Veranstaltungsberichte
Der Kommunismus ist zweifellos eine gesamteuropäische Angelegenheit. Umso erstaunlicher ist es, dass der erste Aufstand im „Ostblock“ in Europa kaum bekannt ist, im Gegensatz zum 17. Juni oder dem in Ungarn 1956. Selbst in Bulgarien kennt fast niemand den Kampf der Gorjani („Waldmenschen“) gegen das Regime. Zu perfekt war die Geheimhaltung in kommunistischer Zeit, zu desinteressiert war man nach 1989. Die Geschichte des Aufstands ist daher bislang kaum erforscht.
Der Aufstand jährt sich in diesem Jahr zum 60. Mal. Sein Zentrum lag bei Sliven, einer kleineren Stadt im Zentrum des Landes. Das KAS-Büro Sofia beteiligte sich an der dortigen Gedenkveranstaltung, an der noch einige der damals aktiven Aufständischen teilnehmen und vor dem Denkmal Ansprachen halten konnten.

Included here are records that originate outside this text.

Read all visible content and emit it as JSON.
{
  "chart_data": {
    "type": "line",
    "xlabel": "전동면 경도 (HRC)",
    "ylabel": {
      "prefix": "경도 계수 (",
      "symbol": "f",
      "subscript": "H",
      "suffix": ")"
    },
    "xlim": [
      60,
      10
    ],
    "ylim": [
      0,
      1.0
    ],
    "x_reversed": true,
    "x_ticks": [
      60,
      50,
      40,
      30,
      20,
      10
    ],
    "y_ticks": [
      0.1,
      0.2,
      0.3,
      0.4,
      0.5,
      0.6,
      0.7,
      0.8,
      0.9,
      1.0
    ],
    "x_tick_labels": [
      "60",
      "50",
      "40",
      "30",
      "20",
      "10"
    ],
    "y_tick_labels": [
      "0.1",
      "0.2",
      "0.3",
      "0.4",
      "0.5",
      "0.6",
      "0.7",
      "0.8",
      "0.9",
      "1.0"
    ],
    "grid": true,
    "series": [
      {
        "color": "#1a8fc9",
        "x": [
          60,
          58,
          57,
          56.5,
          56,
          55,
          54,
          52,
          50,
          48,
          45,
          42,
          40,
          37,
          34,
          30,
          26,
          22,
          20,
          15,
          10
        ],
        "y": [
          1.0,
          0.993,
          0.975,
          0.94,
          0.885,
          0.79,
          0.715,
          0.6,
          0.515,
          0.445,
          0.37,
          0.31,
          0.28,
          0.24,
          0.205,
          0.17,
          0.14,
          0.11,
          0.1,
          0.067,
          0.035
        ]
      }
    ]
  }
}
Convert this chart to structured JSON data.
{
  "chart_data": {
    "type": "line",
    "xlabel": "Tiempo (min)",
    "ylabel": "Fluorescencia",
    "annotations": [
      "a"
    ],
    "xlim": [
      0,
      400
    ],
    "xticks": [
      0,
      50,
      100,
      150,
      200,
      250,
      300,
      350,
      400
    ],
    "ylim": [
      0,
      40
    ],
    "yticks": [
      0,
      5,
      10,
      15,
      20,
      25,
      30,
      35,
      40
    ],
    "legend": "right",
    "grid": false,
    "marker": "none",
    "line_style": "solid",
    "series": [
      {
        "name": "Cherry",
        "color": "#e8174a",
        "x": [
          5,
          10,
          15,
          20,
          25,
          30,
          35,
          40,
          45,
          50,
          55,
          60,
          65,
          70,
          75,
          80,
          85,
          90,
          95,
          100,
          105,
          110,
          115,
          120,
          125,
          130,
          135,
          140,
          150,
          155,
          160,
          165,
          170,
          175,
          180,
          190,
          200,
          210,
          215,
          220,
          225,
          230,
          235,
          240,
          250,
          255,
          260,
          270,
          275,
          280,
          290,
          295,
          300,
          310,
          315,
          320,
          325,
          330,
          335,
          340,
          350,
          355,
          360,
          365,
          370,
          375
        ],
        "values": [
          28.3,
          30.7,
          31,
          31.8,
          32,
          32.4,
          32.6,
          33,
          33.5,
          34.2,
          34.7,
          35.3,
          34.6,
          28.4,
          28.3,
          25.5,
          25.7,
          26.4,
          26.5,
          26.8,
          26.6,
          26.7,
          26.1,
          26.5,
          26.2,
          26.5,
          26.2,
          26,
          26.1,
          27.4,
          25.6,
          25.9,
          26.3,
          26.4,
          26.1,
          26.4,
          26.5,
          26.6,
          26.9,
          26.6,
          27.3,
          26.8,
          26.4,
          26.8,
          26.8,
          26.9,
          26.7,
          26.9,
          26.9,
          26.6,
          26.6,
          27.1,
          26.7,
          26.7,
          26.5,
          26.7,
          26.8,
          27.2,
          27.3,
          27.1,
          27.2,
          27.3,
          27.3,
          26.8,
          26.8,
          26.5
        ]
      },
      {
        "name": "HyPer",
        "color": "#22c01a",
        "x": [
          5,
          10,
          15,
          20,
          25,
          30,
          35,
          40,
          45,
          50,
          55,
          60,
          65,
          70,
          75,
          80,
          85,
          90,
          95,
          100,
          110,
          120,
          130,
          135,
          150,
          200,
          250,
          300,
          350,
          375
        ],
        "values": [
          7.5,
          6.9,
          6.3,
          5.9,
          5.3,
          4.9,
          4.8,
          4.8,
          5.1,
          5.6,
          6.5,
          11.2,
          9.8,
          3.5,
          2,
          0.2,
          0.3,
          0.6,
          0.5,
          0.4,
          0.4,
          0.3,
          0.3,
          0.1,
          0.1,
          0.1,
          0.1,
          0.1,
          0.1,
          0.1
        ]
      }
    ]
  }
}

Nachdem die Kommunisten auf den Bajonetten der Roten Armee ihre Schreckensherrschaft in Bulgarien errichtet hatten, gingen hunderte Menschen in die Wälder. Aus der anfänglichen Fluchtbewegung wurde Widerstand, der sich vornehmlich gegen die Zwangskollektivierung des Bodens richtete und der von etwa 2000 Bewaffneten geführt wurde. Kurzfristig konnten viele kleinere Ortschaften von den Kommunisten befreit werden, aber am Ende siegte doch deren Überzahl. Nur die wenigsten Gorjani überlebten die Kämpfe oder die Gefangennahme. Der bulgarische Geheimdienst ging von bis zu 440 Widerstandsgruppen aus; diese hatten einen von einem geheimen Radiosender zu koordinierenden Aufstand geplant, der in Sliven 1951 beginnen sollte. Anfang Juni kam es zu Gefechten zwischen etwa 100 Widerstandskämpfern und 6000 Milizionären. Ein ungleicher Kampf. Am Ende siegten die Kommunisten wie überall in ihrem Machtbereich. Aber der Aufstand der Gorjani hat es verdient, mehr als bislang gewürdigt und erforscht zu werden.